The whole aim of practical politics is to keep the populace alarmed (and hence clamorous to be led to safety) by menacing it with an endless series of hobgoblins, all of them imaginary.

H.L. Mencken

Tuesday, December 8, 2020

Whither The Storm

 I just had a quick exchange on Twitter that I regretted and then muted because it was just a touch unhinged. (I should know better.) Basically the OP suggested that Trump was executing a coup (actually sparkling autogolpe) and Biden and Pelosi weren't doing anything about it. This was the latest iteration of the "Do Something" caucus on Twitter, that freaks out over every burp and fart emanating from Cheeto Benito.

Trump's salient characteristic is failure. He was a terrible business man, a terrible husband and father, a terrible human being. All he has been good at is "selling his brand" with a BIG assist from Mark Burnett and Celebrity Apprentice. Trump is a celebrity, not a businessman. Everything else reeks of failure.

The idea that he could overthrow the electoral result is an article of faith amongst Manic Progressives. There's a weird sort of symbiotic relationship between Trump and a segment of the Left that sees America as being in a perpetual state of near failure. They almost crave his assaults on institutions, because they don't really care for those institutions either.

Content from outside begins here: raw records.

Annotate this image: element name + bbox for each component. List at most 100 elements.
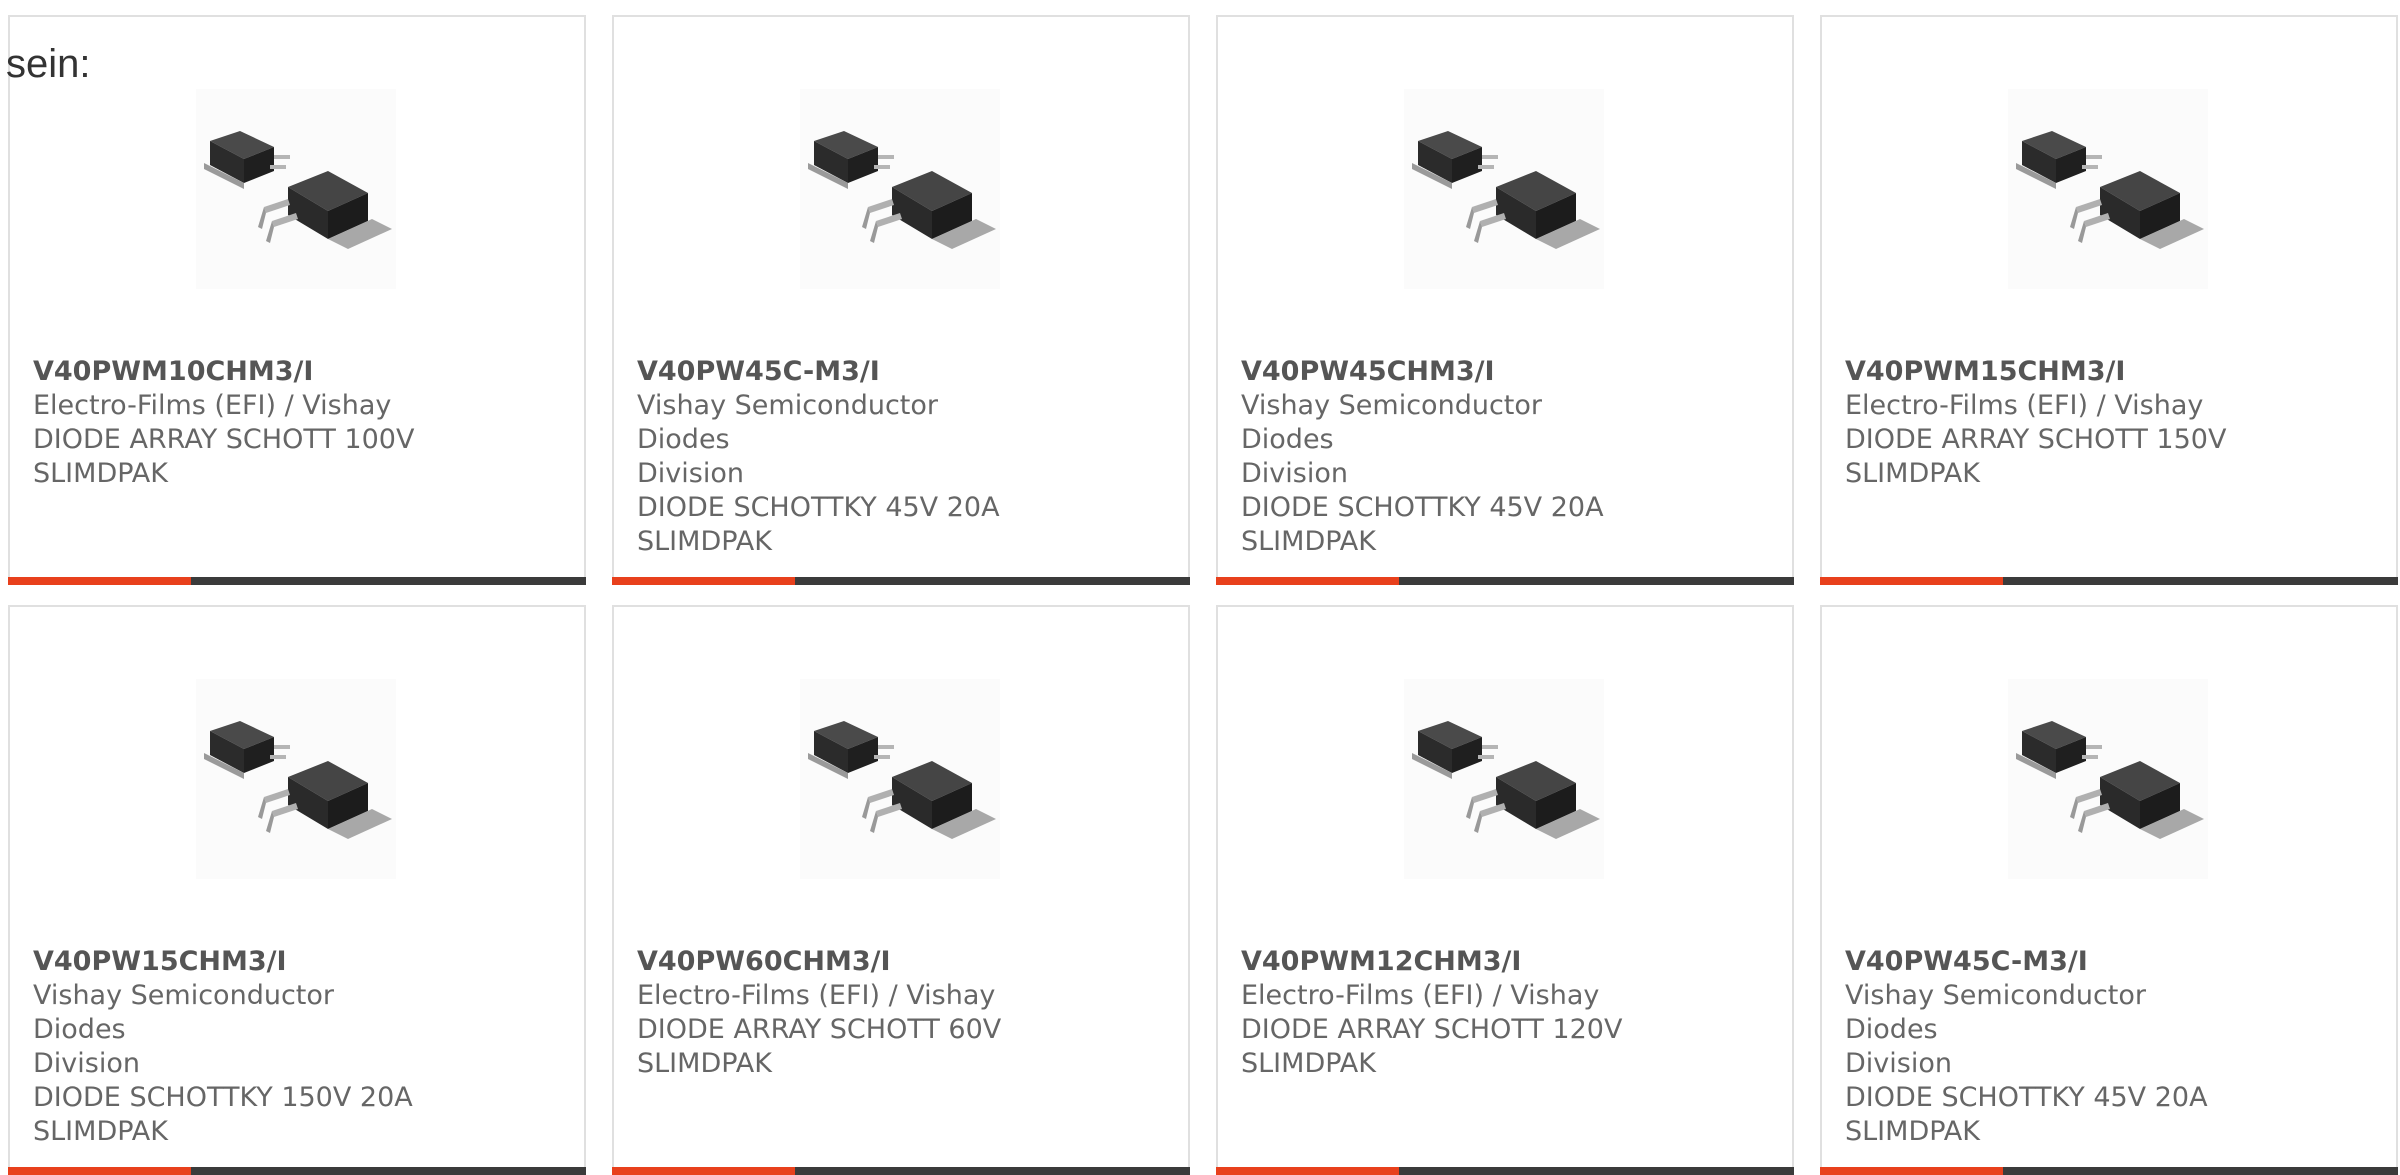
card-accent-bar bbox=[612, 1167, 795, 1175]
manufacturer-line: Division bbox=[1241, 458, 1348, 489]
manufacturer-lines: Electro-Films (EFI) / Vishay bbox=[33, 389, 423, 423]
card-bottom-bar bbox=[612, 1167, 1190, 1175]
product-info: V40PW15CHM3/I Vishay Semiconductor Diode… bbox=[33, 945, 423, 1149]
manufacturer-lines: Vishay Semiconductor Diodes Division bbox=[637, 389, 1027, 491]
card-bottom-bar bbox=[1216, 1167, 1794, 1175]
product-info: V40PWM15CHM3/I Electro-Films (EFI) / Vis… bbox=[1845, 355, 2235, 491]
manufacturer-line: Division bbox=[637, 458, 744, 489]
card-accent-bar bbox=[612, 577, 795, 585]
description-line: DIODE ARRAY SCHOTT 100V bbox=[33, 424, 415, 455]
product-grid: V40PWM10CHM3/I Electro-Films (EFI) / Vis… bbox=[8, 15, 2398, 1175]
component-package-icon bbox=[2016, 131, 2204, 249]
manufacturer-line: Electro-Films (EFI) / Vishay bbox=[1845, 390, 2204, 421]
product-image[interactable] bbox=[196, 89, 396, 289]
card-accent-bar bbox=[1820, 577, 2003, 585]
card-bottom-bar bbox=[1820, 1167, 2398, 1175]
product-card[interactable]: V40PWM15CHM3/I Electro-Films (EFI) / Vis… bbox=[1820, 15, 2398, 585]
description-line: DIODE SCHOTTKY 45V 20A bbox=[1241, 492, 1604, 523]
product-info: V40PWM10CHM3/I Electro-Films (EFI) / Vis… bbox=[33, 355, 423, 491]
card-accent-bar bbox=[8, 577, 191, 585]
card-bottom-bar bbox=[612, 577, 1190, 585]
manufacturer-line: Vishay Semiconductor Diodes bbox=[1241, 390, 1542, 455]
description-lines: DIODE SCHOTTKY 150V 20A SLIMDPAK bbox=[33, 1081, 423, 1149]
component-package-icon bbox=[808, 131, 996, 249]
description-line: SLIMDPAK bbox=[1241, 1048, 1376, 1079]
manufacturer-lines: Vishay Semiconductor Diodes Division bbox=[1241, 389, 1631, 491]
description-line: SLIMDPAK bbox=[1845, 458, 1980, 489]
description-line: DIODE SCHOTTKY 45V 20A bbox=[637, 492, 1000, 523]
part-number-link[interactable]: V40PW45CHM3/I bbox=[1241, 355, 1631, 389]
product-card[interactable]: V40PW15CHM3/I Vishay Semiconductor Diode… bbox=[8, 605, 586, 1175]
description-line: DIODE ARRAY SCHOTT 60V bbox=[637, 1014, 1002, 1045]
description-lines: DIODE ARRAY SCHOTT 100V SLIMDPAK bbox=[33, 423, 423, 491]
product-card[interactable]: V40PW45C-M3/I Vishay Semiconductor Diode… bbox=[612, 15, 1190, 585]
component-package-icon bbox=[808, 721, 996, 839]
product-image[interactable] bbox=[2008, 679, 2208, 879]
description-line: SLIMDPAK bbox=[637, 526, 772, 557]
manufacturer-lines: Electro-Films (EFI) / Vishay bbox=[1845, 389, 2235, 423]
product-card[interactable]: V40PW45C-M3/I Vishay Semiconductor Diode… bbox=[1820, 605, 2398, 1175]
part-number-link[interactable]: V40PWM15CHM3/I bbox=[1845, 355, 2235, 389]
description-line: SLIMDPAK bbox=[33, 458, 168, 489]
description-line: SLIMDPAK bbox=[1845, 1116, 1980, 1147]
description-line: DIODE SCHOTTKY 45V 20A bbox=[1845, 1082, 2208, 1113]
product-image[interactable] bbox=[1404, 89, 1604, 289]
product-card[interactable]: V40PW45CHM3/I Vishay Semiconductor Diode… bbox=[1216, 15, 1794, 585]
card-bottom-bar bbox=[8, 1167, 586, 1175]
product-image[interactable] bbox=[800, 89, 1000, 289]
intro-text: sein: bbox=[6, 42, 91, 86]
product-info: V40PW45CHM3/I Vishay Semiconductor Diode… bbox=[1241, 355, 1631, 559]
card-bottom-bar bbox=[8, 577, 586, 585]
description-line: DIODE ARRAY SCHOTT 150V bbox=[1845, 424, 2227, 455]
component-package-icon bbox=[1412, 721, 1600, 839]
manufacturer-line: Vishay Semiconductor Diodes bbox=[637, 390, 938, 455]
description-lines: DIODE SCHOTTKY 45V 20A SLIMDPAK bbox=[637, 491, 1027, 559]
manufacturer-line: Electro-Films (EFI) / Vishay bbox=[637, 980, 996, 1011]
product-card[interactable]: V40PW60CHM3/I Electro-Films (EFI) / Vish… bbox=[612, 605, 1190, 1175]
part-number-link[interactable]: V40PW45C-M3/I bbox=[1845, 945, 2235, 979]
manufacturer-lines: Electro-Films (EFI) / Vishay bbox=[637, 979, 1027, 1013]
part-number-link[interactable]: V40PW60CHM3/I bbox=[637, 945, 1027, 979]
manufacturer-line: Division bbox=[1845, 1048, 1952, 1079]
description-lines: DIODE ARRAY SCHOTT 60V SLIMDPAK bbox=[637, 1013, 1027, 1081]
part-number-link[interactable]: V40PWM12CHM3/I bbox=[1241, 945, 1631, 979]
component-package-icon bbox=[1412, 131, 1600, 249]
product-image[interactable] bbox=[800, 679, 1000, 879]
description-lines: DIODE ARRAY SCHOTT 150V SLIMDPAK bbox=[1845, 423, 2235, 491]
description-lines: DIODE SCHOTTKY 45V 20A SLIMDPAK bbox=[1845, 1081, 2235, 1149]
manufacturer-lines: Vishay Semiconductor Diodes Division bbox=[33, 979, 423, 1081]
product-card[interactable]: V40PWM10CHM3/I Electro-Films (EFI) / Vis… bbox=[8, 15, 586, 585]
manufacturer-line: Vishay Semiconductor Diodes bbox=[33, 980, 334, 1045]
card-accent-bar bbox=[1820, 1167, 2003, 1175]
component-package-icon bbox=[204, 721, 392, 839]
product-image[interactable] bbox=[2008, 89, 2208, 289]
manufacturer-lines: Electro-Films (EFI) / Vishay bbox=[1241, 979, 1631, 1013]
part-number-link[interactable]: V40PW15CHM3/I bbox=[33, 945, 423, 979]
part-number-link[interactable]: V40PWM10CHM3/I bbox=[33, 355, 423, 389]
component-package-icon bbox=[204, 131, 392, 249]
description-line: DIODE SCHOTTKY 150V 20A bbox=[33, 1082, 413, 1113]
product-card[interactable]: V40PWM12CHM3/I Electro-Films (EFI) / Vis… bbox=[1216, 605, 1794, 1175]
product-info: V40PW45C-M3/I Vishay Semiconductor Diode… bbox=[1845, 945, 2235, 1149]
manufacturer-line: Vishay Semiconductor Diodes bbox=[1845, 980, 2146, 1045]
description-line: SLIMDPAK bbox=[1241, 526, 1376, 557]
card-bottom-bar bbox=[1216, 577, 1794, 585]
description-line: DIODE ARRAY SCHOTT 120V bbox=[1241, 1014, 1623, 1045]
card-accent-bar bbox=[8, 1167, 191, 1175]
product-info: V40PW60CHM3/I Electro-Films (EFI) / Vish… bbox=[637, 945, 1027, 1081]
description-line: SLIMDPAK bbox=[33, 1116, 168, 1147]
description-lines: DIODE ARRAY SCHOTT 120V SLIMDPAK bbox=[1241, 1013, 1631, 1081]
description-line: SLIMDPAK bbox=[637, 1048, 772, 1079]
product-image[interactable] bbox=[196, 679, 396, 879]
product-image[interactable] bbox=[1404, 679, 1604, 879]
description-lines: DIODE SCHOTTKY 45V 20A SLIMDPAK bbox=[1241, 491, 1631, 559]
manufacturer-lines: Vishay Semiconductor Diodes Division bbox=[1845, 979, 2235, 1081]
manufacturer-line: Electro-Films (EFI) / Vishay bbox=[33, 390, 392, 421]
part-number-link[interactable]: V40PW45C-M3/I bbox=[637, 355, 1027, 389]
manufacturer-line: Electro-Films (EFI) / Vishay bbox=[1241, 980, 1600, 1011]
card-accent-bar bbox=[1216, 577, 1399, 585]
card-bottom-bar bbox=[1820, 577, 2398, 585]
component-package-icon bbox=[2016, 721, 2204, 839]
product-info: V40PW45C-M3/I Vishay Semiconductor Diode… bbox=[637, 355, 1027, 559]
manufacturer-line: Division bbox=[33, 1048, 140, 1079]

Trump's attempts to overturn the election are laughable and have all failed. Today is the "safe harbor" day for the Electoral College results. It's over except for more whining from Trump and his Enablers. Next week the Electoral College selects Biden and in early January, the House (and likely the Senate) confirms it

This is not to say there are not things to be worried about. The Arizona GOP tweeted out explicitly violent imagery linked to fighting the legitimacy of the election. I am genuinely worried about right wing political terrorism. There will be people who die over this. Temperatures are very high and Trumpists who have been fed a steady diet of bullshit are prepared to believe that Biden (of all people) is a Communist and America needs them to take up arms. 

So while Rightist terrorism is a real threat, I don't believe a true Rightist insurgency is looking at all likely. The piece in Prospect magazine I linked to the other day places Trump not in an ideological political movement but an online celebrity cult. Trump is the "most online" president ever, and it extends beyond Twitter. Like 98% of all online discourse, it is about shouting and grievance and noise without every really being about anything substantive. The vast majority of Trumpists are couch-bound and lazy, willing to scream and wave a flag at a rally but taking actual risks with their life and limb...that seems beyond them. 

Like Trump himself, Trumpists are all talk and little action. The long nutjob is absolutely going to respond to Trump and the GOP's rhetoric and kill someone. We have not seen the last Kyle Rittenhaus. This is bad. Very bad. It is not, however, an immediate threat to American democracy. Aside from McConnell's plan to pack the courts, Trump has achieved remarkably little as president. He has certainly not done much that could properly be understood as "creative," though he has been "destructive" in his repeal of regulations. Much of that will be undone in short order. Among the most baffling assertions in support of Trump by Cult 45 was that "he kept his promise and got things done."

Trump failed to build his wall and get Mexico to pay for it. He failed to "drain the swamp." He failed to bring China to heel. He failed to reorganize the global order. He failed to bring back coal or reinvigorate the Rust Belt. He blustered and he spun and he tweeted, but he accomplished very little, because he's a failure and has always been a failure. 

His cultists are more or less the same. Angry, raging and impotent.

We are not done with the dark days, but the darkness we are in needs to be plumbed and understood. Trumpists will kill people. That seems inevitable. They will not overthrow our country.